Estava fazendo muito calor. Era entre os dias 15 e 31 de maio. Verão. Eu disse a R.: “Não quero mais visitas. Nada além de você.” Deitada sempre voltada para as acácias. A pele de minha barriga se colava às costas de tão vazia que eu estava. A criança tinha saído. Não estávamos mais juntas. Ela tinha morrido de uma morte separada. Havia uma hora, um dia, oito dias, morta à parte, morta para uma vida que tínhamos vivido nove meses juntos e ela acabava de morrer separadamente. Meu ventre havia caído pesa­damente, floc, sobre si mesmo, como um trapo usado, um farrapo, um lençol mortuário, uma laje, uma porta, um nada que era esse ventre. Ele tinha portado gloriosamente, num arredondamento adorável, aquela semente próspera, aquele fruto (uma criança é um fruto verde que nos faz subir a saliva à boca como um fruto verde) submarino que só tinha vivido no calor viscoso, aveludado e escuro de minha carne e que a claridade matou, que foi mortal­mente atingido por sua solidão no espaço. Tão pequeno e já tanto desde que morreu à parte. “Onde está ele?”, dizia eu a R. “Está sendo cremado?” “Não sei.” As pessoas diziam: “Não é tão terrível no nascimento. É melhor isso do que perdê-lo aos seis meses.” Eu não respondia às pessoas. Era terrível? Acredito que era. Precisamente essa coincidência entre a sua "vinda ao mundo" e a sua morte. Nada. Não me restava nada. Esse vazio era terrível. Eu não tinha tido filho, mesmo durante uma hora, obrigada a imaginar tudo. Imóvel, eu imaginava.  

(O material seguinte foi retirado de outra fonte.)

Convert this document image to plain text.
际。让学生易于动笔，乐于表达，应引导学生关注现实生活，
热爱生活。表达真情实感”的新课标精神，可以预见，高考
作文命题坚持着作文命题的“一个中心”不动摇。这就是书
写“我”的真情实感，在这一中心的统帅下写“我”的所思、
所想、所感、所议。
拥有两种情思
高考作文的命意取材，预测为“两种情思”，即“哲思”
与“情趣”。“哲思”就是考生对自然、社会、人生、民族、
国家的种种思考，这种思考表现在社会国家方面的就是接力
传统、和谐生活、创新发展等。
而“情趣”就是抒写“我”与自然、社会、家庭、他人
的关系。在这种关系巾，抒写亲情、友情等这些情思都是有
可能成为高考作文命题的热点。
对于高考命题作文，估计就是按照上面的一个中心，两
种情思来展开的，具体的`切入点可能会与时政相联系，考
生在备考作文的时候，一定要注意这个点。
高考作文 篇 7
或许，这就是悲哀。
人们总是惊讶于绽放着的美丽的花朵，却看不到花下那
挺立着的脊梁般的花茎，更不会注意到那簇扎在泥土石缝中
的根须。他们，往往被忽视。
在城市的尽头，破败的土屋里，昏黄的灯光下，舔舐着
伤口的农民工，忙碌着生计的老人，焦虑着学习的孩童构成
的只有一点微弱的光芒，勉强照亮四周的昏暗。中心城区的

Este, que está ali agora e dorme, este riu há pouco, riu para uma girafa que lhe acabavam de dar. Ele riu e isso fez barulho. Ventava e uma parte do barulho daquele risinho chegou até mim. Então eu levantei um pouco a capota de seu carrinho, dei-lhe de novo a girafa para que ele risse outra vez. Ele riu outra vez e eu enfiei a cabeça na capota do carrinho para captar todo o barulho do riso. Do riso do meu filho. Coloquei o ouvido naquela con­cha para ouvir o barulho do mar. A ideia de que aquele riso ia-se embora com o vento era insuportável. Eu o peguei. Fui eu que o tive. Às vezes, quando ele boceja, eu respiro a sua boca, o hálito de seu bocejo. Não sou uma mãe biruta. Não vivo só desse riso, desse hálito. Preciso de muitas outras coisas, da solidão, de um homem. Não. Sei o preço de uma criança. “Se ele morrer”, pensei, “terei tido esse riso.” Foi porque perdi um, é porque sei que pode morrer que sou assim. Meço todo o horror da possibilidade de tal amor. A maternidade nos torna boas, diz-se. Bobagem. Desde que o tenho tornei-me má. Enfim, tenho certeza desse horror, enfim eu o tenho, enfim os que acreditam se tornaram para mim absolutamente estranhos.

[DURAS, M. Cadernos da guerra e outros textos, São Paulo: Estação Liberdade, 2006, pp. 221-223].